We are introduced to Noah Riel next, a modern day nomad who grows up travelling Western Canada with his mother in their old camper. Noah never met his father, Jonas Doucet, and in hopes of a connection sends letters addressed for General Delivery to various Canadian cities decided on by keen cartographic estimations of Jonas’ nomadic routes. His father’s absence holds strong, a depressing reality that remains with Noah forever, one way or another. Nikolski’s third main character is Joyce Doucet, Jonas’ niece. Joyce is from Tête-à-la-Baleine, a small Quebec town, and is under the assumption that her mother is dead. Raised by her grandfather, Joyce grows up hearing his romantic tales about their ancestors who were world travelling pirates.

In their late teens, Noah and Joyce both move to Montreal. By the mid-nineties Noah is working on a graduate degree in anthropology researching the significance of waste left behind by ancient civilisations, desperate to know why people leave things behind. While in university Noah tries to contact his ever-moving mother by way of more General Delivery letters, only to relive his depressing childhood as they returned unread. Meanwhile, Joyce ends up in Montreal by way of inspiration. Upon reading a news article about a woman running from authorities for piracy, whom Joyce assumes is her mother, she steers her future course: “… the ambition of carrying on the family tradition seeped into her mind,” Dickner writes. “[Joyce] was destined for a pirate’s life, shiver me timbers!” She takes a job at the Poissonnerie Shanahan, and by night sifts through back alley dumpsters in Montreal’s business sector for abandoned computers.

Eventually, Noah and Joyce find their callings. After reuniting with past lover Arizna, a prominent media publisher in Venezuela, Noah meets his son Simôn. Noah then moves to Venezuela to provide the toddler with the fatherly role model he never experienced. Joyce fulfills her burning ancestral calling by hacking bank accounts and stealing identities, an e-pirate of the twentieth century. Eventually, Joyce, Noah and the unnamed bookstore owner’s paths ironically intertwine, and their final destinations become wherever true north lies for each of them.

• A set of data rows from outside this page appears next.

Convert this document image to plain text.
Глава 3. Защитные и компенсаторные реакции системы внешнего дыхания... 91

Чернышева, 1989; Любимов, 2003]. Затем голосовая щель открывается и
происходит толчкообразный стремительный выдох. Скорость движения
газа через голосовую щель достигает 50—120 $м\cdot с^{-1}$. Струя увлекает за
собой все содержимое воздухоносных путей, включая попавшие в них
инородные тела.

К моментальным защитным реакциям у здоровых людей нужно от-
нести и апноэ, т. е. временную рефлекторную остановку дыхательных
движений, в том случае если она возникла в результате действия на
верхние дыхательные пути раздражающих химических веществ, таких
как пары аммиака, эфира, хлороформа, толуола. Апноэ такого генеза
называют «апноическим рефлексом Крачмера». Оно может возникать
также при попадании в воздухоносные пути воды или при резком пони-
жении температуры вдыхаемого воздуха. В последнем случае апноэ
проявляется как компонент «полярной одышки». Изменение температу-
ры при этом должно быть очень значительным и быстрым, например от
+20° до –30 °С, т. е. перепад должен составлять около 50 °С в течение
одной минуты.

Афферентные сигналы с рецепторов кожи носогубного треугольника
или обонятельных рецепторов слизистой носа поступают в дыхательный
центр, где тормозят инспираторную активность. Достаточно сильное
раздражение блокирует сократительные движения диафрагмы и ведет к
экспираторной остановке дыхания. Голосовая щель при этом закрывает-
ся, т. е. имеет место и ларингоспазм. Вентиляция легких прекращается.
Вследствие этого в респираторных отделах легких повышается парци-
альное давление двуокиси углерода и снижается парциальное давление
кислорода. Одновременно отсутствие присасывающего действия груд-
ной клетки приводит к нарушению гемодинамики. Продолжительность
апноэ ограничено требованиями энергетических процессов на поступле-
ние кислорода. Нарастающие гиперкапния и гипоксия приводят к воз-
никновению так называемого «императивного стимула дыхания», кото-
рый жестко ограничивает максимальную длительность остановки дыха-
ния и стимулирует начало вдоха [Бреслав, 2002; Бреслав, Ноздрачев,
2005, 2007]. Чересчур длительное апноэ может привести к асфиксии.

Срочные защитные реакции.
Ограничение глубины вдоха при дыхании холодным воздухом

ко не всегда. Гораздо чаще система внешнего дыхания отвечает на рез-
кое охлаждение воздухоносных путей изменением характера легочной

There is a strong set of symbols in Nikolski that lead to Dickner’s overall comment on modern society and identity. His main allegorical tool is the sea: from Joyce’s likening to a plaice fish swimming around the streets, deep-dumpster diving, and living off the bounty of larger beings to Noah’s convoluted illusions of inland ships and swimming through prairie fields, Nikolski is filled with images “straight out of Salvador Dali’s surrealist menagerie” as Dickner puts it. These fish-like nomads never stop moving, searching, evolving, and waiting for reality to finally unfold some truth.

Among the seascape imagery there is a lot of Canadiana in this book, often looking like a Richler-esque romanticised portrait of Canada. Noah and Joyce Duddyly romp around Saint Urbain Street, Saint Laurent Boulevard, and other popular CanLit landmarks, becoming contemporary images spray-painted over Montreal’s traditional ambience. But in Nikolski, Dickner brings Canada into today’s generation. Subtle sly comments on the Oka crisis, the Bosnian War, and other political topics of the nineties represent a bigger landscape than inner-border mainstream Canada, which really only turns out to be where the characters in this story are born, nothing else. Searching for something personified by their distant parents, Noah and Joyce are Canada’s minorities, cover-ups forgotten and lost. This survey of contemporary life deeply rooted in the past provides a frank realist interpretation of how one little, yet life changing event, can boggle the compass for generations to come.